Line up a network of like-minded partners
Value can be found outside the walls of your organization. Well-managed collaborations can return more than the sum of their parts. Start by finding potential partners whose customers intersect with yours—those who share the belief that collaboration could pave a better path in a business process. Figure out which are aligned with you in a mission to bring more value to customers. Focus on key questions that you both face, and work together to research the blockchain landscape.
Seek a lower-friction place to learn
If you map your ecosystem of middlemen as described in the “Cautions” section, you’ll have a sense of where to start cutting costs. Find one area, even if it is small, to start and use that as a launchpad for gaining knowledge, while building a case for impact. For example, one area that could offer a strong business case for change is your advertising budget. Blockchains offer intriguing potential to fight ad fraud, from click farms to bots (projected to reach $19 billion in 2018).69 Start by quantifying your costs today so you can assess if it makes sense to focus resources on getting involved early with consortiums and the teams building startups in this space, and exploring pilots.
Examples
Talented and well-funded teams are attacking intermediaries across every industry. I could fill a whole book with stories of teams that are building alternatives to today’s middlemen, but here’s a glimpse of just some of the entrepreneurs and pioneers that are working to bring this dimension of the decentralized future to the world. Time will tell if they will work out in the long run, but right now, here are a few projects chosen to whet your appetite for what’s to come.

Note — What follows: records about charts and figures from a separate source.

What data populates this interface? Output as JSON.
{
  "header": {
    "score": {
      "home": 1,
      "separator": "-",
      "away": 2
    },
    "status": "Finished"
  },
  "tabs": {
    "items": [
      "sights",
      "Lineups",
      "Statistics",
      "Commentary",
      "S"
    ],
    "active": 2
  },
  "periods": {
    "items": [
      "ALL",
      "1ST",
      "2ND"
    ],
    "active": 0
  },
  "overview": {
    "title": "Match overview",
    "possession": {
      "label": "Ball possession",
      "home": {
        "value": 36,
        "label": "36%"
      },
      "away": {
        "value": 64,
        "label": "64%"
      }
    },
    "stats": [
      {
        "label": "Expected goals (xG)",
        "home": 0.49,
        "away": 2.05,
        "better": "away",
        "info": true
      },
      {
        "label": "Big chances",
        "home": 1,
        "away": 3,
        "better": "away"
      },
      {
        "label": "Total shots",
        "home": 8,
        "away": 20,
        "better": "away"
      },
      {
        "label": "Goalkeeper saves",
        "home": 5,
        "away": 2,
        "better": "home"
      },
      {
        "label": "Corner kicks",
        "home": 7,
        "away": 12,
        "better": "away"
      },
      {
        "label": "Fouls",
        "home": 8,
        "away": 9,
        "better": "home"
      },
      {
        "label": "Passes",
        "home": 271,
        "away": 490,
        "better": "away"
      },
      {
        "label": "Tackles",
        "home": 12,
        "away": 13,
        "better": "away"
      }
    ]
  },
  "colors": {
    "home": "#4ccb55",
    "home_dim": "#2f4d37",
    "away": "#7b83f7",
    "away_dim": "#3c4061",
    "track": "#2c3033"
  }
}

Decent: Affordable Health Insurance for All
I first met Nick Soman at a health care blockchain event in early 2018. He told me, with clear enthusiasm, that he was working on something stealth—and important. We stayed connected, and a few months later I learned just how important it was. Nick is taking on the mission to do nothing short of making health care affordable, for all.
Nick sat down with me to explain the core problem his company, Decent (a clever play on words), seeks to fix. Today, health insurance companies can keep up to 20 cents out of every dollar earned from premiums for administrative costs and profit. “This means,” said Nick, “as long as they can pass costs on to members, these companies actually make more money when costs go up. Hospitals are paid to do things to patients, not for them.” Nick grew up in a home in which this topic was frequent dinner table conversation. His father, who became the Chief Medical Executive of an award-winning, 600,000-member health cooperative after decades as a pra
cticing doctor, would say, “If future anthropologists study the US health care system, they’ll conclude that its purpose was to create reimbursable events.”
Nick and his team believe that middlemen with misaligned incentives are at the heart of the problem, and see in blockchains a path to fix this and deliver more value to patients. “Decent will align our incentives around quality affordable care,” he said. “Businesses supporting a patient’s care will only be healthy when patients are. The system will reward choices that lead to better health. We’ll all have a financial stake in our own health, and perhaps in the system itself.”
Nick’s vision goes far beyond his company. While Decent will build what is essentially a modern health care co-op, they also want to make the protocol open and decentralized, so others can more easily build health care co-ops that also remove unnecessary middlemen, boost transparency, and reduce waste.